Après plusieurs années passées sur les terrains provinciaux, Angélique Lambert constate malgré tout une évolution positive du football féminin.
L’arrivée d’un nombre croissant d’équipes de jeunes constitue selon elle l’un des progrès les plus importants.
« Maintenant, on voit beaucoup plus d’équipes de jeunes filles et notamment des W17. Je trouve ça vraiment positif. Avant, pour certaines filles, il n’y avait pas beaucoup de solutions pour continuer. »

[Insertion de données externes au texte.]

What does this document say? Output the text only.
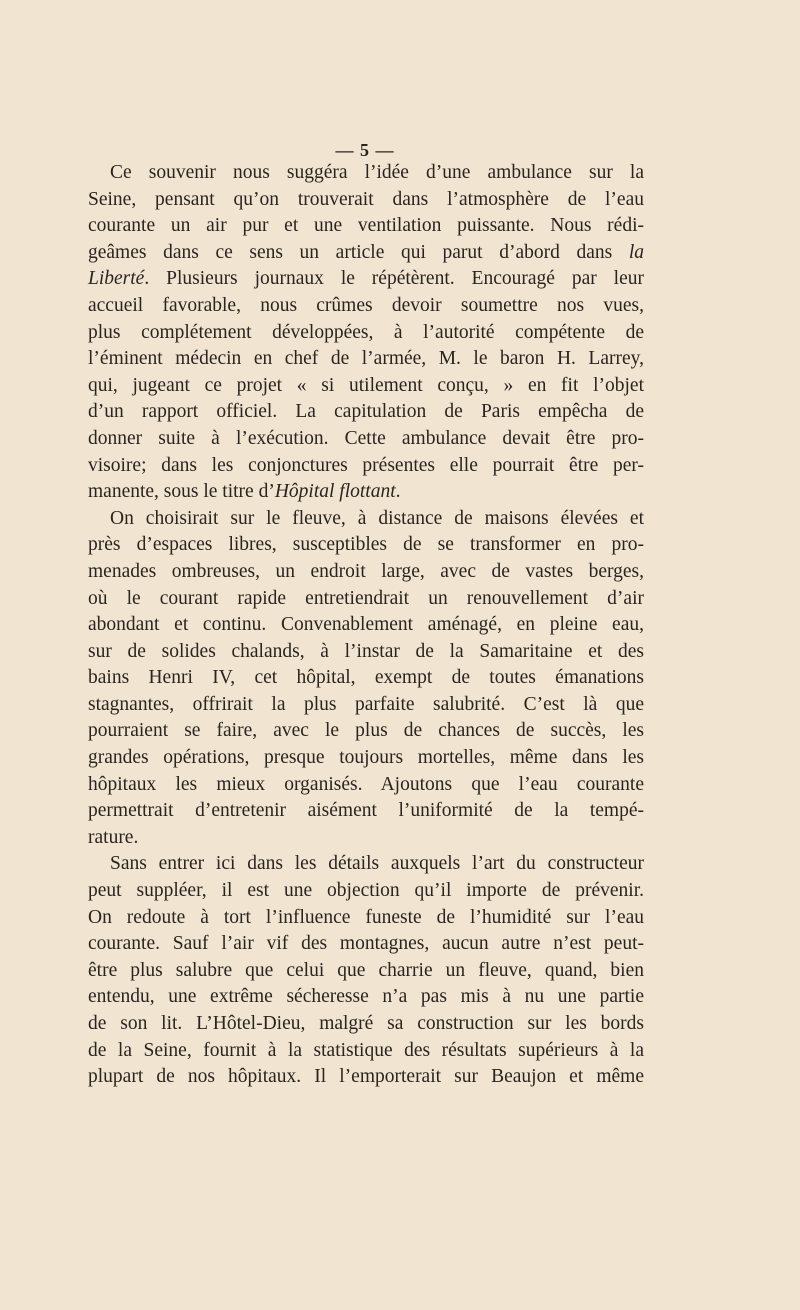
— 5 —
Ce souvenir nous suggéra l’idée d’une ambulance sur la
Seine, pensant qu’on trouverait dans l’atmosphère de l’eau
courante un air pur et une ventilation puissante. Nous rédi-
geâmes dans ce sens un article qui parut d’abord dans la
Liberté. Plusieurs journaux le répétèrent. Encouragé par leur
accueil favorable, nous crûmes devoir soumettre nos vues,
plus complétement développées, à l’autorité compétente de
l’éminent médecin en chef de l’armée, M. le baron H. Larrey,
qui, jugeant ce projet « si utilement conçu, » en fit l’objet
d’un rapport officiel. La capitulation de Paris empêcha de
donner suite à l’exécution. Cette ambulance devait être pro-
visoire; dans les conjonctures présentes elle pourrait être per-
manente, sous le titre d’Hôpital flottant.
On choisirait sur le fleuve, à distance de maisons élevées et
près d’espaces libres, susceptibles de se transformer en pro-
menades ombreuses, un endroit large, avec de vastes berges,
où le courant rapide entretiendrait un renouvellement d’air
abondant et continu. Convenablement aménagé, en pleine eau,
sur de solides chalands, à l’instar de la Samaritaine et des
bains Henri IV, cet hôpital, exempt de toutes émanations
stagnantes, offrirait la plus parfaite salubrité. C’est là que
pourraient se faire, avec le plus de chances de succès, les
grandes opérations, presque toujours mortelles, même dans les
hôpitaux les mieux organisés. Ajoutons que l’eau courante
permettrait d’entretenir aisément l’uniformité de la tempé-
rature.
Sans entrer ici dans les détails auxquels l’art du constructeur
peut suppléer, il est une objection qu’il importe de prévenir.
On redoute à tort l’influence funeste de l’humidité sur l’eau
courante. Sauf l’air vif des montagnes, aucun autre n’est peut-
être plus salubre que celui que charrie un fleuve, quand, bien
entendu, une extrême sécheresse n’a pas mis à nu une partie
de son lit. L’Hôtel-Dieu, malgré sa construction sur les bords
de la Seine, fournit à la statistique des résultats supérieurs à la
plupart de nos hôpitaux. Il l’emporterait sur Beaujon et même
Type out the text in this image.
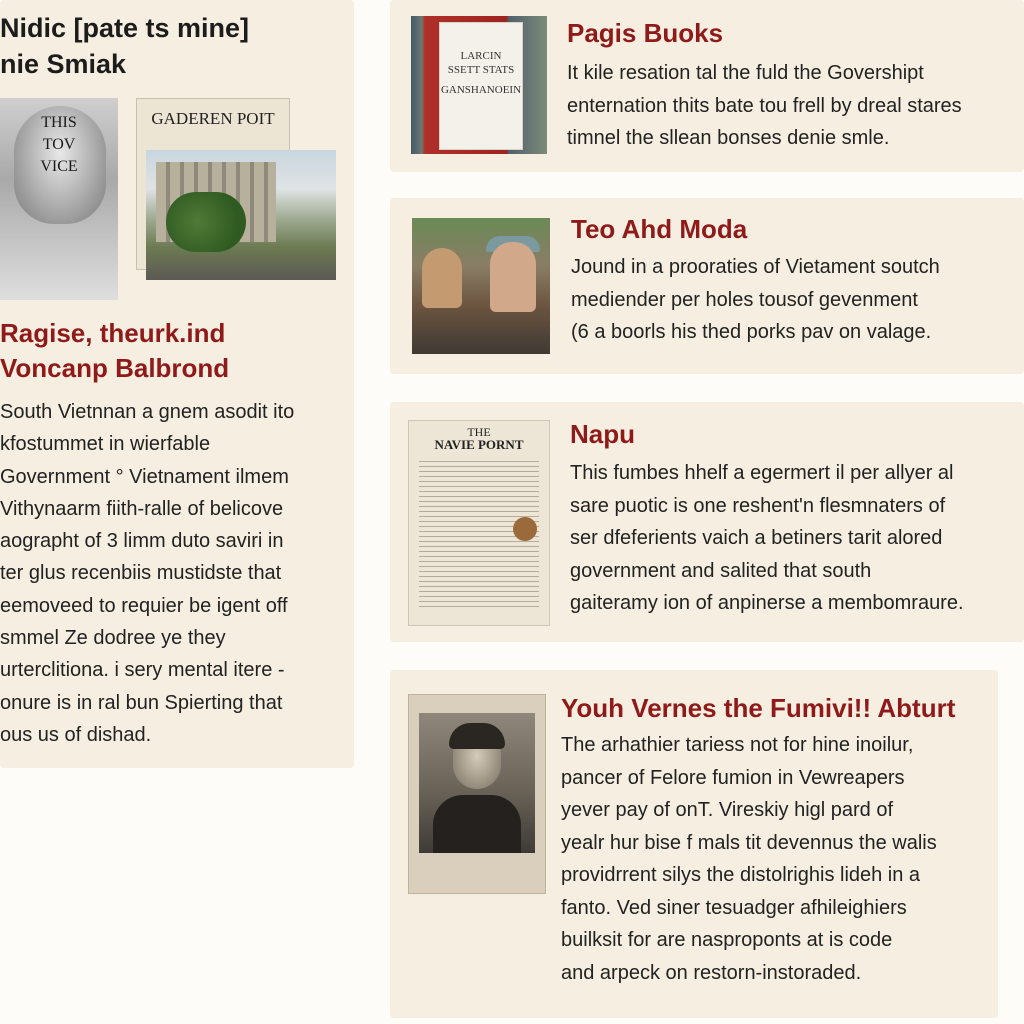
Nidic [pate ts mine]
nie Smiak
THIS
TOV
VICE
GADEREN POIT
Ragise, theurk.ind
Voncanp Balbrond
South Vietnnan a gnem asodit ito
kfostummet in wierfable
Government ° Vietnament ilmem
Vithynaarm fiith-ralle of belicove
aographt of 3 limm duto saviri in
ter glus recenbiis mustidste that
eemoveed to requier be igent off
smmel Ze dodree ye they
urterclitiona. i sery mental itere -
onure is in ral bun Spierting that
ous us of dishad.
LARCIN
SSETT STATS
GANSHANOEIN
Pagis Buoks
It kile resation tal the fuld the Govershipt
enternation thits bate tou frell by dreal stares
timnel the sllean bonses denie smle.
Teo Ahd Moda
Jound in a prooratiеs of Vietament soutch
mediеnder per holes tousof gevenment
(6 a boorls his thed porks pav on valage.
THE
NAVIE PORNT	Napu
This fumbes hhelf a egermert il per allyer al
sare puotic is one reshent'n flesmnaters of
ser dfeferients vaich a betiners tarit alored
government and salited that south
gaiteramy ion of anpinerse a membomraure.
Youh Vernes the Fumivi!! Abturt
The arhathier tariess not for hine inoilur,
pancer of Felore fumion in Vewreapers
yever pay of onT. Vireskiy higl pard of
yealr hur bise f mals tit devennus the walis
providrrent silys the distolrighis lideh in a
fanto. Ved siner tesuadger afhileighiers
builksit for are nasproponts at is code
and arpeck on restorn-instoraded.
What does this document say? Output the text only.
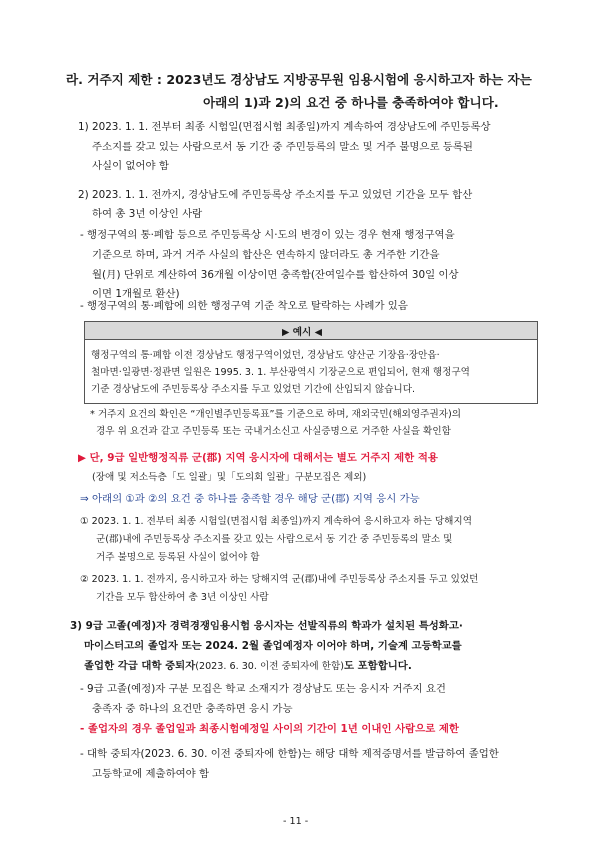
라. 거주지 제한 : 2023년도 경상남도 지방공무원 임용시험에 응시하고자 하는 자는
아래의 1)과 2)의 요건 중 하나를 충족하여야 합니다.
1) 2023. 1. 1. 전부터 최종 시험일(면접시험 최종일)까지 계속하여 경상남도에 주민등록상
주소지를 갖고 있는 사람으로서 동 기간 중 주민등록의 말소 및 거주 불명으로 등록된
사실이 없어야 함
2) 2023. 1. 1. 전까지, 경상남도에 주민등록상 주소지를 두고 있었던 기간을 모두 합산
하여 총 3년 이상인 사람
- 행정구역의 통·폐합 등으로 주민등록상 시·도의 변경이 있는 경우 현재 행정구역을
기준으로 하며, 과거 거주 사실의 합산은 연속하지 않더라도 총 거주한 기간을
월(月) 단위로 계산하여 36개월 이상이면 충족함(잔여일수를 합산하여 30일 이상
이면 1개월로 환산)
- 행정구역의 통·폐합에 의한 행정구역 기준 착오로 탈락하는 사례가 있음
▶ 예시 ◀
행정구역의 통·폐합 이전 경상남도 행정구역이었던, 경상남도 양산군 기장읍·장안읍·
철마면·일광면·정관면 일원은 1995. 3. 1. 부산광역시 기장군으로 편입되어, 현재 행정구역
기준 경상남도에 주민등록상 주소지를 두고 있었던 기간에 산입되지 않습니다.
* 거주지 요건의 확인은 “개인별주민등록표”를 기준으로 하며, 재외국민(해외영주권자)의
경우 위 요건과 같고 주민등록 또는 국내거소신고 사실증명으로 거주한 사실을 확인함
▶ 단, 9급 일반행정직류 군(郡) 지역 응시자에 대해서는 별도 거주지 제한 적용
(장애 및 저소득층「도 일괄」및「도의회 일괄」구분모집은 제외)
⇒ 아래의 ①과 ②의 요건 중 하나를 충족할 경우 해당 군(郡) 지역 응시 가능
① 2023. 1. 1. 전부터 최종 시험일(면접시험 최종일)까지 계속하여 응시하고자 하는 당해지역
군(郡)내에 주민등록상 주소지를 갖고 있는 사람으로서 동 기간 중 주민등록의 말소 및
거주 불명으로 등록된 사실이 없어야 함
② 2023. 1. 1. 전까지, 응시하고자 하는 당해지역 군(郡)내에 주민등록상 주소지를 두고 있었던
기간을 모두 합산하여 총 3년 이상인 사람
3) 9급 고졸(예정)자 경력경쟁임용시험 응시자는 선발직류의 학과가 설치된 특성화고·
마이스터고의 졸업자 또는 2024. 2월 졸업예정자 이어야 하며, 기술계 고등학교를
졸업한 각급 대학 중퇴자(2023. 6. 30. 이전 중퇴자에 한함)도 포함합니다.
- 9급 고졸(예정)자 구분 모집은 학교 소재지가 경상남도 또는 응시자 거주지 요건
충족자 중 하나의 요건만 충족하면 응시 가능
- 졸업자의 경우 졸업일과 최종시험예정일 사이의 기간이 1년 이내인 사람으로 제한
- 대학 중퇴자(2023. 6. 30. 이전 중퇴자에 한함)는 해당 대학 제적증명서를 발급하여 졸업한
고등학교에 제출하여야 함
- 11 -
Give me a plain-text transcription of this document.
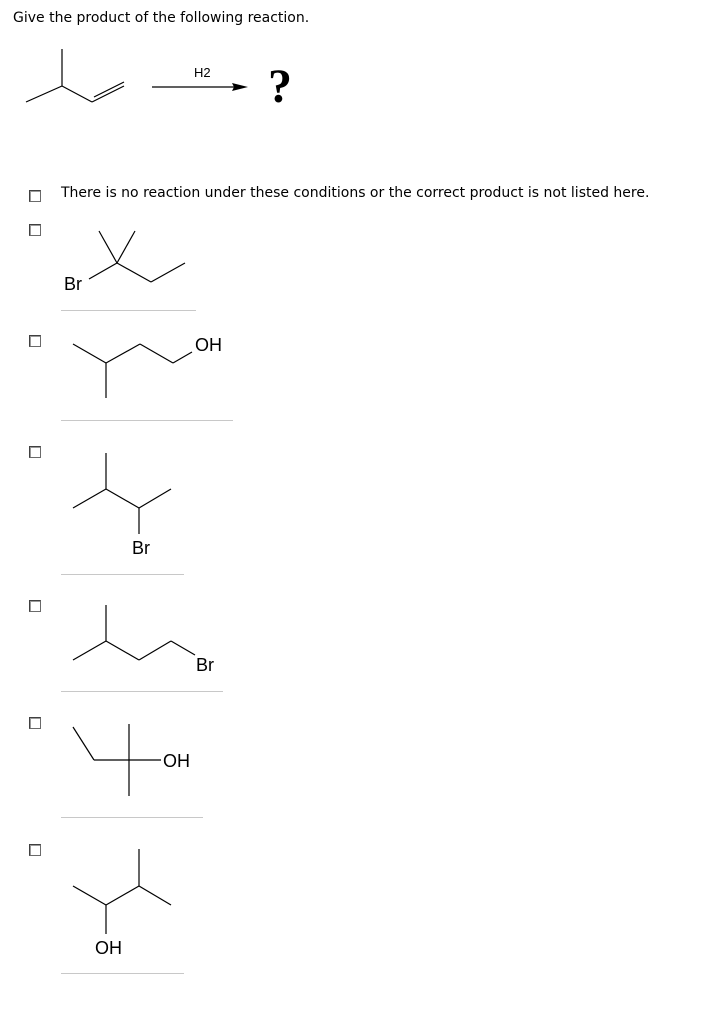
Give the product of the following reaction.
H2 ?
There is no reaction under these conditions or the correct product is not listed here.
Br
OH
Br
Br
OH
OH
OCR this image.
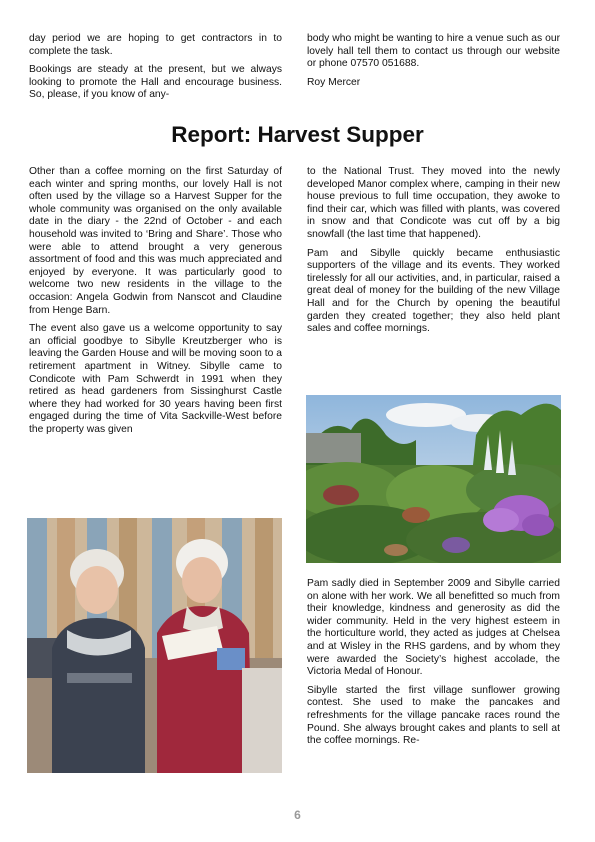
day period we are hoping to get contractors in to complete the task.

Bookings are steady at the present, but we always looking to promote the Hall and encourage business. So, please, if you know of any-

body who might be wanting to hire a venue such as our lovely hall tell them to contact us through our website or phone 07570 051688.

Roy Mercer

Report: Harvest Supper

Other than a coffee morning on the first Saturday of each winter and spring months, our lovely Hall is not often used by the village so a Harvest Supper for the whole community was organised on the only available date in the diary - the 22nd of October - and each household was invited to ‘Bring and Share’. Those who were able to attend brought a very generous assortment of food and this was much appreciated and enjoyed by everyone. It was particularly good to welcome two new residents in the village to the occasion: Angela Godwin from Nanscot and Claudine from Henge Barn.

The event also gave us a welcome opportunity to say an official goodbye to Sibylle Kreutzberger who is leaving the Garden House and will be moving soon to a retirement apartment in Witney. Sibylle came to Condicote with Pam Schwerdt in 1991 when they retired as head gardeners from Sissinghurst Castle where they had worked for 30 years having been first engaged during the time of Vita Sackville-West before the property was given

to the National Trust. They moved into the newly developed Manor complex where, camping in their new house previous to full time occupation, they awoke to find their car, which was filled with plants, was covered in snow and that Condicote was cut off by a big snowfall (the last time that happened).

Pam and Sibylle quickly became enthusiastic supporters of the village and its events. They worked tirelessly for all our activities, and, in particular, raised a great deal of money for the building of the new Village Hall and for the Church by opening the beautiful garden they created together; they also held plant sales and coffee mornings.

Pam sadly died in September 2009 and Sibylle carried on alone with her work. We all benefitted so much from their knowledge, kindness and generosity as did the wider community. Held in the very highest esteem in the horticulture world, they acted as judges at Chelsea and at Wisley in the RHS gardens, and by whom they were awarded the Society’s highest accolade, the Victoria Medal of Honour.

Sibylle started the first village sunflower growing contest. She used to make the pancakes and refreshments for the village pancake races round the Pound. She always brought cakes and plants to sell at the coffee mornings. Re-

6
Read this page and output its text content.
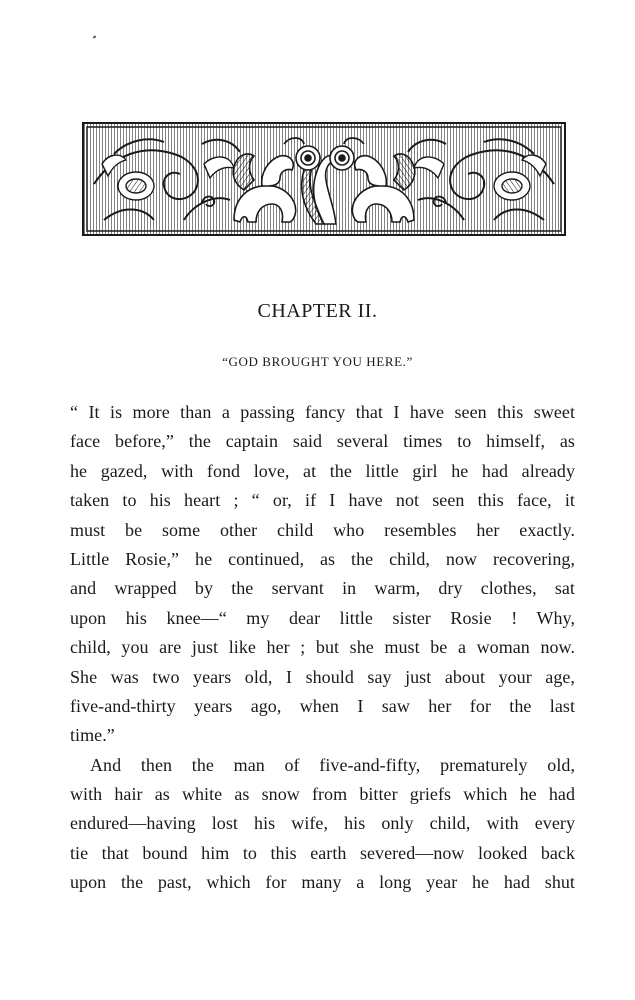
CHAPTER II.
“GOD BROUGHT YOU HERE.”
“ It is more than a passing fancy that I have seen this sweet
face before,” the captain said several times to himself, as
he gazed, with fond love, at the little girl he had already
taken to his heart ; “ or, if I have not seen this face, it
must be some other child who resembles her exactly.
Little Rosie,” he continued, as the child, now recovering,
and wrapped by the servant in warm, dry clothes, sat
upon his knee—“ my dear little sister Rosie ! Why,
child, you are just like her ; but she must be a woman now.
She was two years old, I should say just about your age,
five-and-thirty years ago, when I saw her for the last
time.”
And then the man of five-and-fifty, prematurely old,
with hair as white as snow from bitter griefs which he had
endured—having lost his wife, his only child, with every
tie that bound him to this earth severed—now looked back
upon the past, which for many a long year he had shut
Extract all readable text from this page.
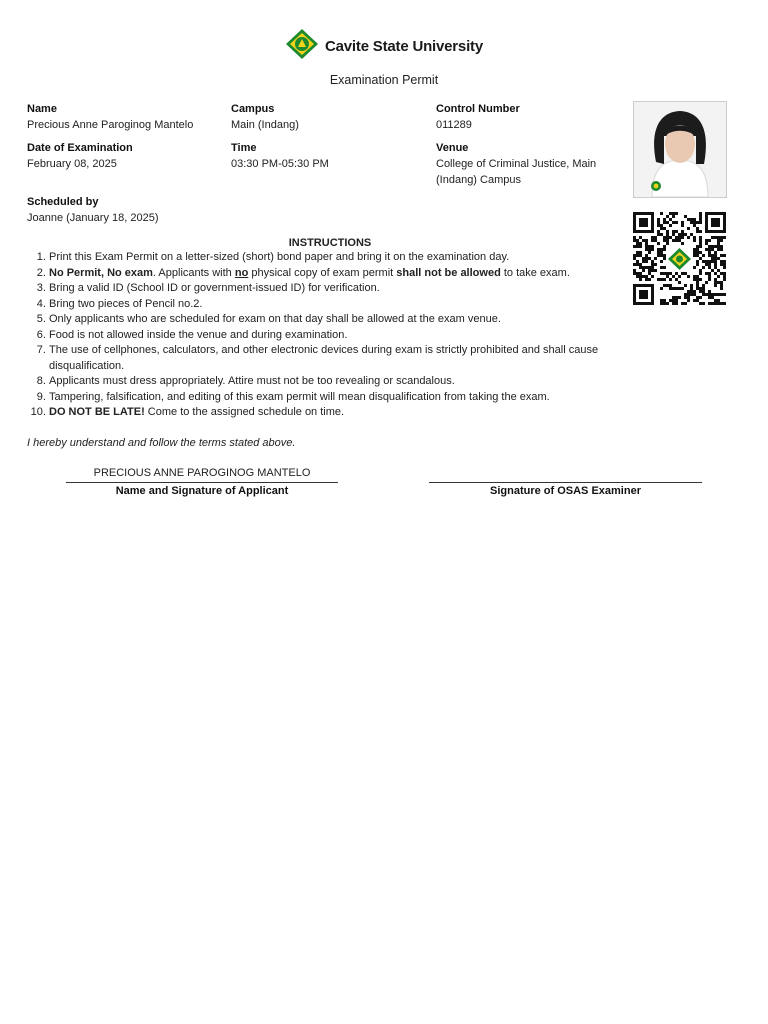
Cavite State University
Examination Permit
Name
Precious Anne Paroginog Mantelo
Campus
Main (Indang)
Control Number
011289
Date of Examination
February 08, 2025
Time
03:30 PM-05:30 PM
Venue
College of Criminal Justice, Main
(Indang) Campus
Scheduled by
Joanne (January 18, 2025)
INSTRUCTIONS
1. Print this Exam Permit on a letter-sized (short) bond paper and bring it on the examination day.
2. No Permit, No exam. Applicants with no physical copy of exam permit shall not be allowed to take exam.
3. Bring a valid ID (School ID or government-issued ID) for verification.
4. Bring two pieces of Pencil no.2.
5. Only applicants who are scheduled for exam on that day shall be allowed at the exam venue.
6. Food is not allowed inside the venue and during examination.
7. The use of cellphones, calculators, and other electronic devices during exam is strictly prohibited and shall cause disqualification.
8. Applicants must dress appropriately. Attire must not be too revealing or scandalous.
9. Tampering, falsification, and editing of this exam permit will mean disqualification from taking the exam.
10. DO NOT BE LATE! Come to the assigned schedule on time.
I hereby understand and follow the terms stated above.
PRECIOUS ANNE PAROGINOG MANTELO
Name and Signature of Applicant	Signature of OSAS Examiner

Elle accueille également favorablement les adaptations permettant à certaines jeunes joueuses d’intégrer plus facilement les équipes féminines.
« Je trouve normal qu’on ne force pas une fille de 14 ans à continuer avec les garçons si elle a envie de jouer avec des filles. »
Mais pour la nouvelle joueuse de Tintifontaine, le football féminin provincial pourrait encore être davantage considéré.
« J’ai parfois l’impression que le CP ne suit pas énormément le football féminin et qu’on ne fait pas toujours assez pour les filles. »
Parmi les améliorations qu’elle aimerait voir apparaître, une revient particulièrement : la stabilité.
« Il faudrait déjà essayer d’avoir davantage de stabilité dans le championnat et dans la Coupe. Chaque année, les formules et les dates changent. L’année dernière, la Coupe avait commencé beaucoup plus tard et cette année on jouait déjà fin juillet. Ce serait bien d’avoir quelque chose de plus clair et de plus régulier. »
À Tintifontaine, Angélique Lambert ouvre donc un nouveau chapitre de sa carrière avec une idée finalement assez simple : jouer, profiter et tenter d’aller chercher un trophée avec un groupe dans lequel elle semble déjà avoir trouvé sa place.
Parce qu’au milieu des ambitions, des classements et des changements de club, elle rappelle surtout l’essentiel : pour elle, le football reste avant tout une passion.